The State Museums of Dresden announced at a major conference on restitution last month that not only is it conducting the world’s biggest research project into the Nazi-era provenance of its collections, but it intends to address the issue of works claimed by Russia and other former Soviet countries.
The State Museums hosted the international conference in Dresden last month. It follows the announcement this spring that Dresden had received E15m from the Saxon region, an unprecedented sum in Germany, to conduct Nazi-era provenance research into the 1.2m items in its collections (The Art Newspaper, June 2008, p13).

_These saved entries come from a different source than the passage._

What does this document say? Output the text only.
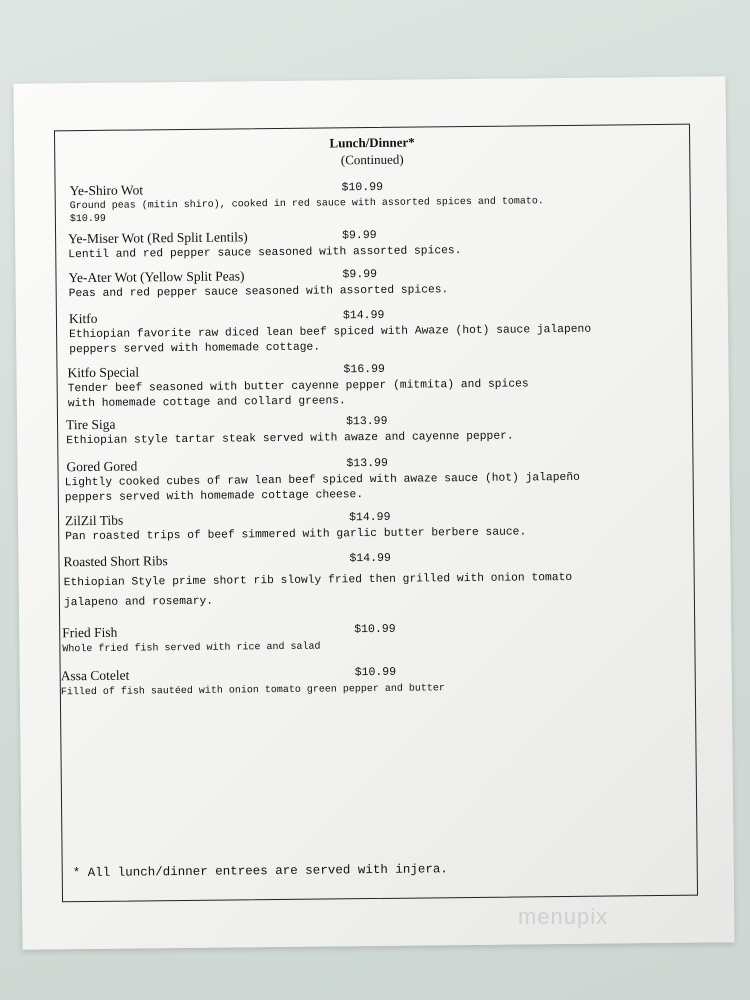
Lunch/Dinner*
(Continued)
Ye-Shiro Wot	$10.99
Ground peas (mitin shiro), cooked in red sauce with assorted spices and tomato.
$10.99
Ye-Miser Wot (Red Split Lentils)	$9.99
Lentil and red pepper sauce seasoned with assorted spices.
Ye-Ater Wot (Yellow Split Peas)	$9.99
Peas and red pepper sauce seasoned with assorted spices.
Kitfo	$14.99
Ethiopian favorite raw diced lean beef spiced with Awaze (hot) sauce jalapeno
peppers served with homemade cottage.
Kitfo Special	$16.99
Tender beef seasoned with butter cayenne pepper (mitmita) and spices
with homemade cottage and collard greens.
Tire Siga	$13.99
Ethiopian style tartar steak served with awaze and cayenne pepper.
Gored Gored	$13.99
Lightly cooked cubes of raw lean beef spiced with awaze sauce (hot) jalapeño
peppers served with homemade cottage cheese.
ZilZil Tibs	$14.99
Pan roasted trips of beef simmered with garlic butter berbere sauce.
Roasted Short Ribs	$14.99
Ethiopian Style prime short rib slowly fried then grilled with onion tomato
jalapeno and rosemary.
Fried Fish	$10.99
Whole fried fish served with rice and salad
Assa Cotelet	$10.99
Filled of fish sautéed with onion tomato green pepper and butter
* All lunch/dinner entrees are served with injera.
menupix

The State Museums said there were two reasons for hosting the conference. In a statement, the institution said: “German museums are nowhere near completion of an exhaustive search of their holdings for any Jewish-owned property that was not lawfully acquired.” But it added that the ongoing negotiations between Germany and former Soviet countries over “missing” works of art on both sides have become bogged down in “politically entrenched” positions. Museum director Martin Roth announced that in February next year a special conference, “Trophies—Losses—Equivalence. Cultural Goods as War Victims: Current Research and Prospects”, will take place in Moscow. Organised by the Dresden State Museums and the German Historical Institute of Moscow, the forum will focus on recording Russian losses and searching for Russian items in German collections. Dr Roth says he hopes this will “loosen the logjam in the looted-art debate by directly addressing the issues that matter to Russian institutions”.
Dr Roth noted that so far the federal government has only allocated E1m to conduct similar provenance research, shared between all of Germany’s museums. Two weeks after the Dresden conference, the minister for culture, Bernd Neumann, urged German institutions to approach provenance research “with greater commitment and energy”.